Something kept getting in my eye.


Smile, Smile, Smile

Head to limp head, the sunk-eyed wounded scanned

Yesterday's Mail; the casualties (typed small)

And (large) Vast Booty from our Latest Haul.

Also, they read of Cheap Homes, not yet planned;

For, said the paper, "When this war is done

The men's first instinct will be making homes.

Meanwhile their foremost need is aerodromes,

It being certain war has just begun.

Peace would do wrong to our undying dead, --

The sons we offered might regret they died

If we got nothing lasting in their stead.

We must be solidly indemnified.

Though all be worthy Victory which all bought,

We rulers sitting in this ancient spot

Would wrong our very selves if we forgot

The greatest glory will be theirs who fought,

Who kept this nation in integrity."

Nation? -- The half-limbed readers did not chafe

But smiled at one another curiously

Like secret men who know their secret safe.

This is the thing they know and never speak,

That England one by one had fled to France

(Not many elsewhere now save under France).

Pictures of these broad smiles appear each week,

And people in whose voice real feeling rings

Say: How they smile! They're happy now, poor things.

--Wilfred Owen, 09/23/1918

Wilfred Owen died ninety years to the day before Barack Obama was elected president - two items which have no relation beyond the fact that for a good while to come, November 4th 2008 will be a date to which many things are compared.

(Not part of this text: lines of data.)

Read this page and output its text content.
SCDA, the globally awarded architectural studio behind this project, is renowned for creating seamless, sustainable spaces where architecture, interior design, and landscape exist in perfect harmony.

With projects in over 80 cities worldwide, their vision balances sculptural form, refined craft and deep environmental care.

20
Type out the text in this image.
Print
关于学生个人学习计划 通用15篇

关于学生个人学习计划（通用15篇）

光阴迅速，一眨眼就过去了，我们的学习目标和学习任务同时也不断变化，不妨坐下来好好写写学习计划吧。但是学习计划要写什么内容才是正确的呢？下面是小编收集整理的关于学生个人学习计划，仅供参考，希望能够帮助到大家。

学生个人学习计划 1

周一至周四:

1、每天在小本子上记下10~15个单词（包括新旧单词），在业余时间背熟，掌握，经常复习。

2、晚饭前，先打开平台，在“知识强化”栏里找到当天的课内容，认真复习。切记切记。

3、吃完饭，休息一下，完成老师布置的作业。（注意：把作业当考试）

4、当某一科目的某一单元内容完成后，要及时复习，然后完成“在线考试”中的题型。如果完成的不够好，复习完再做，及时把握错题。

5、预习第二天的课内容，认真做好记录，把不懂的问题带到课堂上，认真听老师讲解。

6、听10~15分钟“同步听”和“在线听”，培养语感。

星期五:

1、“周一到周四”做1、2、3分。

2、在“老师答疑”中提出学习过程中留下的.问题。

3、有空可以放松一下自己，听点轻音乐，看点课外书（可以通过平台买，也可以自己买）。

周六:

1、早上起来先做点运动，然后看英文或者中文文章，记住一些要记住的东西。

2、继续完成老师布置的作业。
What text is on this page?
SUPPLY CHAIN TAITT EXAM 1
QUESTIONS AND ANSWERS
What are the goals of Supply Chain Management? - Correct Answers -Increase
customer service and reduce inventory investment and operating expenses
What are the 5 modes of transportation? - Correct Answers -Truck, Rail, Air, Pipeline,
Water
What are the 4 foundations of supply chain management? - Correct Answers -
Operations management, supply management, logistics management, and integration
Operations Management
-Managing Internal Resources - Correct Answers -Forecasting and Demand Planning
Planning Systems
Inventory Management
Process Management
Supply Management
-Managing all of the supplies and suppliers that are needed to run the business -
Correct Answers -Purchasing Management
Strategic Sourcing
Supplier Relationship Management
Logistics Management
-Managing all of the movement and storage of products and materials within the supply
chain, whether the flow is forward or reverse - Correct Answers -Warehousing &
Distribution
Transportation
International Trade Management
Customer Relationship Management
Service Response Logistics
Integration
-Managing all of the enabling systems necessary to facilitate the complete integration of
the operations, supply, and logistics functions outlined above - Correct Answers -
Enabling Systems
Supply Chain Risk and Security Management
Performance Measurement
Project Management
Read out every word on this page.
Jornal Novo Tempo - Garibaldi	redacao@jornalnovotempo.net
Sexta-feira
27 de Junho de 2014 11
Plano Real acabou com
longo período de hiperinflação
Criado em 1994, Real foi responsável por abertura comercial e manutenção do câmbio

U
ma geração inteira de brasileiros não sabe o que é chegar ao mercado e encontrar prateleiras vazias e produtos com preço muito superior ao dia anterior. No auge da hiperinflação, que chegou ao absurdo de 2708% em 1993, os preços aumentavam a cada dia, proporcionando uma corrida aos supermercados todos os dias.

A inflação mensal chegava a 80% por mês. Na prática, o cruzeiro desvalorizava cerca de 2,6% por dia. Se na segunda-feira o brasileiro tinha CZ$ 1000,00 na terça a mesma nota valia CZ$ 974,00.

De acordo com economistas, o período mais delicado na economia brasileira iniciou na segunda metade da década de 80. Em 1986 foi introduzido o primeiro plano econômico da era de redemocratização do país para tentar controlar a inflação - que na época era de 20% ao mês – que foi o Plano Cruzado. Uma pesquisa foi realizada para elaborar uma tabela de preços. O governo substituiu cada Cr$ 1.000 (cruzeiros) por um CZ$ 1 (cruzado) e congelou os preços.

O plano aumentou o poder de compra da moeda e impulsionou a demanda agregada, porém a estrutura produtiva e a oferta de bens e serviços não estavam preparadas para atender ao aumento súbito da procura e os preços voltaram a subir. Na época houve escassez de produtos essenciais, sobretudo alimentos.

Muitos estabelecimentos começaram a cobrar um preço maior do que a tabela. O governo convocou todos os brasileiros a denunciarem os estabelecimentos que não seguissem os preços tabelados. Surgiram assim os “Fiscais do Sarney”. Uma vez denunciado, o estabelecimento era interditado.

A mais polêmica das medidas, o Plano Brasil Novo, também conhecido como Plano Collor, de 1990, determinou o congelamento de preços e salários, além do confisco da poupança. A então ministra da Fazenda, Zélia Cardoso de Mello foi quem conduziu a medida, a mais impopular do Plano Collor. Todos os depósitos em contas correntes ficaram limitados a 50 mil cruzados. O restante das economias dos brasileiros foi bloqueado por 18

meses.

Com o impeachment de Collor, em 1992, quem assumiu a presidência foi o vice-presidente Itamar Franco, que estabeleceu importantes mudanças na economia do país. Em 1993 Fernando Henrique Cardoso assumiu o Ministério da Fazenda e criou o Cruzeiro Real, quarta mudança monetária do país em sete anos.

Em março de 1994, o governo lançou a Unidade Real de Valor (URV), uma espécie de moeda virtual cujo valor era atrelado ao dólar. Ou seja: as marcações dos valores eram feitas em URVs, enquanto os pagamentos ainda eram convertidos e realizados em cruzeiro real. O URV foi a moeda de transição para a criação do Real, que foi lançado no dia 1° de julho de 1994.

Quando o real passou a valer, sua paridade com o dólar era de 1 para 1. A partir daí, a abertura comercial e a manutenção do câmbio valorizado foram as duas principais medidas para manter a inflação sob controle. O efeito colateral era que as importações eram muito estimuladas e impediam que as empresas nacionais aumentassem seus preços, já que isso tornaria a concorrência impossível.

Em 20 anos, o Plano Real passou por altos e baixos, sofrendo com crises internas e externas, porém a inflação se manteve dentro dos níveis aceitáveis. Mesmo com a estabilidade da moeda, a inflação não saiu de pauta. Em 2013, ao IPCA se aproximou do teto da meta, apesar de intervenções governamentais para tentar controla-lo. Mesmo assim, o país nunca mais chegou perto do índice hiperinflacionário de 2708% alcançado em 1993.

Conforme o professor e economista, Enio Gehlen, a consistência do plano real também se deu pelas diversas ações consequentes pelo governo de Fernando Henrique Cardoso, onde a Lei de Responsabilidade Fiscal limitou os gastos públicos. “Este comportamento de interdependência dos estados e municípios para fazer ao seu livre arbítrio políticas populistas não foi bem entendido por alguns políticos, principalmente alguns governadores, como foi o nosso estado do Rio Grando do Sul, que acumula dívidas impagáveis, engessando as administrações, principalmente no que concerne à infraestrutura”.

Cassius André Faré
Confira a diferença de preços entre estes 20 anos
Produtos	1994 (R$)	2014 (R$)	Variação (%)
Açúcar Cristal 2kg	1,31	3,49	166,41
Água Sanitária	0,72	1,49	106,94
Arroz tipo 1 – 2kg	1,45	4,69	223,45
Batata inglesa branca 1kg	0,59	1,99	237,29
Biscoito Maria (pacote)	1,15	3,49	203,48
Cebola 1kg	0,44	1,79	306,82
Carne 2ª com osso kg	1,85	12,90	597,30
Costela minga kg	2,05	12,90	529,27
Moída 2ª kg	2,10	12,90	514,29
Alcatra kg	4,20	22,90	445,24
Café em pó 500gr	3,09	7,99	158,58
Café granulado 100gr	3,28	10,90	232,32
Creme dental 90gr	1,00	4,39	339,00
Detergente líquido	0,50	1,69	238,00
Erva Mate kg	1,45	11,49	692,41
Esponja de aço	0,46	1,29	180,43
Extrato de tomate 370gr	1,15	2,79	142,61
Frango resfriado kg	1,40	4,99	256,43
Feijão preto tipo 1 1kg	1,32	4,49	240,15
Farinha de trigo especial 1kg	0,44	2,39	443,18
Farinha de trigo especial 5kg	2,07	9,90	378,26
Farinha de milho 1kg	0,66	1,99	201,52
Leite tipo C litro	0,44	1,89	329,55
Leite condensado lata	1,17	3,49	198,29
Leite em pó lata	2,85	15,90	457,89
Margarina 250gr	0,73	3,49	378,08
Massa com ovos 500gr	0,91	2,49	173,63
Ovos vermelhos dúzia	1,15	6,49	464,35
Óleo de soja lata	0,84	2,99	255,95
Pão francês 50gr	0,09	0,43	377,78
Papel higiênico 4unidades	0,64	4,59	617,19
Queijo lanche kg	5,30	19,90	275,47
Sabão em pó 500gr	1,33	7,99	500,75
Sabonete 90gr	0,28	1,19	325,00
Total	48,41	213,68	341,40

His parents learned of his death one week later, ninety years ago today. The telegram arrived, it is said, while the victory bells rang in Shrewsbury; Owen's parents learned of their son's death only after having begun to celebrate the end of the war.

The last American death because of the war in Iraq will not happen until long after the troops come home. The last Iraqi death because of the war in Iraq will take longer still. Prolonging the war will not change that; it will only prolong the rest of it.